Further prefer the standard since state policies require a tradeoff between resources, policy makers need to explain the reason for policies to the public and the only way to do this in a just way is to use util. Woller
Gary Woller [BYU Prof., “An Overview by Gary Woller”, A Forum on the Role of Environmental Ethics, June 1997, pg. 10
Moreover, virtually all public policies entail some redistribution of economic or political resources, such that one group's gains must come at another group's ex- pense.
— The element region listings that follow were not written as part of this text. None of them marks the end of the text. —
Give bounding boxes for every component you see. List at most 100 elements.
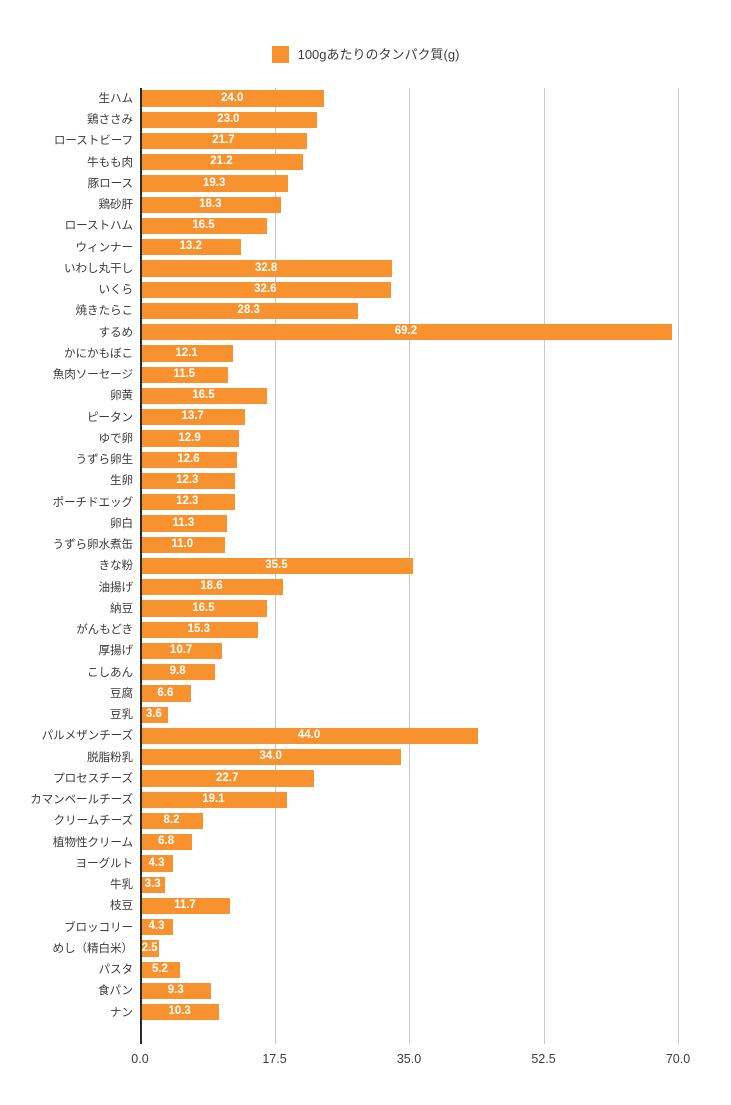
category-label: パスタ — [98, 963, 134, 977]
bar[interactable]: 3.6 — [140, 706, 168, 723]
bar[interactable]: 32.8 — [140, 260, 393, 277]
bar[interactable]: 9.3 — [140, 982, 212, 1000]
bar[interactable]: 9.8 — [140, 664, 216, 681]
gridline — [678, 88, 679, 1044]
category-label: ローストビーフ — [53, 134, 133, 148]
bar[interactable]: 13.7 — [140, 409, 246, 426]
bar-value-label: 11.7 — [174, 899, 196, 912]
value-axis-tick-labels: 0.0 17.5 35.0 52.5 70.0 — [131, 1052, 690, 1073]
bar[interactable]: 10.3 — [140, 1004, 220, 1021]
bar[interactable]: 16.5 — [140, 217, 267, 235]
bar[interactable]: 12.3 — [140, 472, 235, 490]
bar-row: 35.5 — [140, 556, 678, 577]
category-label: 生卵 — [110, 474, 133, 488]
bar[interactable]: 11.7 — [140, 897, 230, 915]
bar[interactable]: 11.0 — [140, 536, 225, 553]
bar[interactable]: 10.7 — [140, 642, 223, 660]
bar-value-label: 16.5 — [192, 219, 215, 232]
bar[interactable]: 12.1 — [140, 345, 233, 362]
bar[interactable]: 19.3 — [140, 175, 289, 192]
category-label: こしあん — [87, 665, 133, 679]
category-label: 焼きたらこ — [75, 304, 134, 318]
bar-row: 12.1 — [140, 343, 678, 364]
bar-row: 12.3 — [140, 492, 678, 513]
category-label: ローストハム — [64, 219, 133, 233]
bar-value-label: 2.5 — [141, 941, 158, 954]
bar-value-label: 24.0 — [221, 91, 244, 104]
bar-value-label: 4.3 — [148, 920, 165, 933]
bar-row: 5.2 — [140, 959, 678, 980]
bar-row: 8.2 — [140, 811, 678, 832]
category-label: ゆで卵 — [98, 431, 134, 445]
category-label: 食パン — [97, 984, 133, 998]
bar[interactable]: 24.0 — [140, 90, 325, 107]
bar[interactable]: 21.2 — [140, 154, 303, 171]
bar-row: 12.6 — [140, 449, 678, 470]
bar[interactable]: 35.5 — [140, 557, 413, 575]
bar-row: 10.7 — [140, 641, 678, 662]
category-label: ウィンナー — [75, 240, 134, 254]
bar[interactable]: 18.3 — [140, 196, 281, 213]
bar-value-label: 32.8 — [254, 261, 278, 274]
category-label: 豆腐 — [110, 686, 133, 700]
category-label: カマンベールチーズ — [30, 793, 133, 807]
bar-row: 19.3 — [140, 173, 678, 194]
bar[interactable]: 11.3 — [140, 515, 227, 532]
bar-row: 11.5 — [140, 364, 678, 385]
bar[interactable]: 4.3 — [140, 919, 174, 936]
bar-row: 12.9 — [140, 428, 678, 449]
bar-row: 4.3 — [140, 917, 678, 938]
bar[interactable]: 22.7 — [140, 770, 315, 787]
bar-rows: 24.0 23.0 21.7 21.2 19.3 18.3 16.5 13.2 32.8 32.6… — [140, 88, 678, 1044]
bar[interactable]: 12.9 — [140, 430, 240, 447]
category-label: 豚ロース — [87, 176, 134, 190]
bar[interactable]: 18.6 — [140, 579, 283, 596]
bar[interactable]: 3.3 — [140, 876, 166, 893]
bar[interactable]: 2.5 — [140, 940, 160, 957]
bar[interactable]: 21.7 — [140, 132, 307, 150]
bar[interactable]: 23.0 — [140, 111, 317, 128]
bar-value-label: 8.2 — [163, 814, 180, 827]
bar[interactable]: 12.3 — [140, 494, 235, 511]
bar[interactable]: 34.0 — [140, 749, 402, 766]
bar[interactable]: 5.2 — [140, 961, 180, 978]
chart-legend: 100gあたりのタンパク質(g) — [0, 46, 731, 63]
bar[interactable]: 6.6 — [140, 685, 191, 702]
category-label: 枝豆 — [110, 899, 133, 913]
value-axis-tick: 17.5 — [262, 1052, 287, 1066]
category-label: 生ハム — [98, 91, 134, 105]
bar-row: 69.2 — [140, 322, 678, 343]
bar[interactable]: 69.2 — [140, 324, 672, 341]
category-label: パルメザンチーズ — [41, 729, 133, 743]
bar[interactable]: 15.3 — [140, 621, 258, 638]
bar-value-label: 9.3 — [167, 984, 184, 997]
bar[interactable]: 6.8 — [140, 834, 193, 851]
bar-value-label: 69.2 — [394, 325, 418, 338]
bar[interactable]: 16.5 — [140, 600, 267, 617]
category-label: 卵白 — [110, 516, 133, 530]
bar-row: 11.0 — [140, 534, 678, 555]
value-axis-tick: 52.5 — [531, 1052, 556, 1066]
bar[interactable]: 11.5 — [140, 366, 229, 383]
category-label: ヨーグルト — [75, 856, 134, 870]
bar[interactable]: 16.5 — [140, 387, 267, 405]
category-label: うずら卵水煮缶 — [52, 538, 134, 552]
bar-value-label: 16.5 — [192, 389, 215, 402]
category-label: 鶏ささみ — [87, 113, 133, 127]
bar-row: 2.5 — [140, 938, 678, 959]
bar[interactable]: 19.1 — [140, 791, 287, 808]
bar[interactable]: 13.2 — [140, 239, 242, 256]
bar-value-label: 11.5 — [173, 367, 196, 380]
bar[interactable]: 32.6 — [140, 281, 391, 298]
category-label: 牛もも肉 — [87, 155, 133, 169]
bar[interactable]: 28.3 — [140, 302, 358, 320]
category-label: ポーチドエッグ — [52, 495, 134, 509]
bar-value-label: 23.0 — [217, 112, 240, 125]
category-label: 牛乳 — [110, 878, 133, 892]
category-label: きな粉 — [98, 559, 134, 573]
bar[interactable]: 44.0 — [140, 727, 479, 745]
bar[interactable]: 4.3 — [140, 855, 174, 872]
category-label: いわし丸干し — [64, 261, 133, 275]
bar[interactable]: 8.2 — [140, 812, 204, 830]
bar[interactable]: 12.6 — [140, 451, 237, 468]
Consequently, public [so] policies in a democracy must be justified to the public, and especially to those who pay the costs of those policies. Such [but] justification cannot simply be assumed a priori by invoking some higher-order moral principle. Appeals to a priori moral principles, such as environmental preservation, also often fail to acknowledge that public policies inevitably entail trade-offs among competing values. Thus since policymakers cannot justify inherent value conflicts to the public in any philosophical sense, and since public policies inherently imply winners and losers, the policymakers' duty [is] to the public interest requires them to demonstrate [show] that the redistributive effects and value trade-offs implied by their polices are somehow to the overall advantage of [benefit] society. At the same time, deontologically based ethical systems have severe practical limitations as a basis for public policy. At best, a priori moral principles provide only general guidance to ethical dilemmas in public affairs and do not themselves suggest appropriate public policies, and at worst, they create a regimen of regulatory unreasonableness while failing to adequately address the problem or actually making it worse.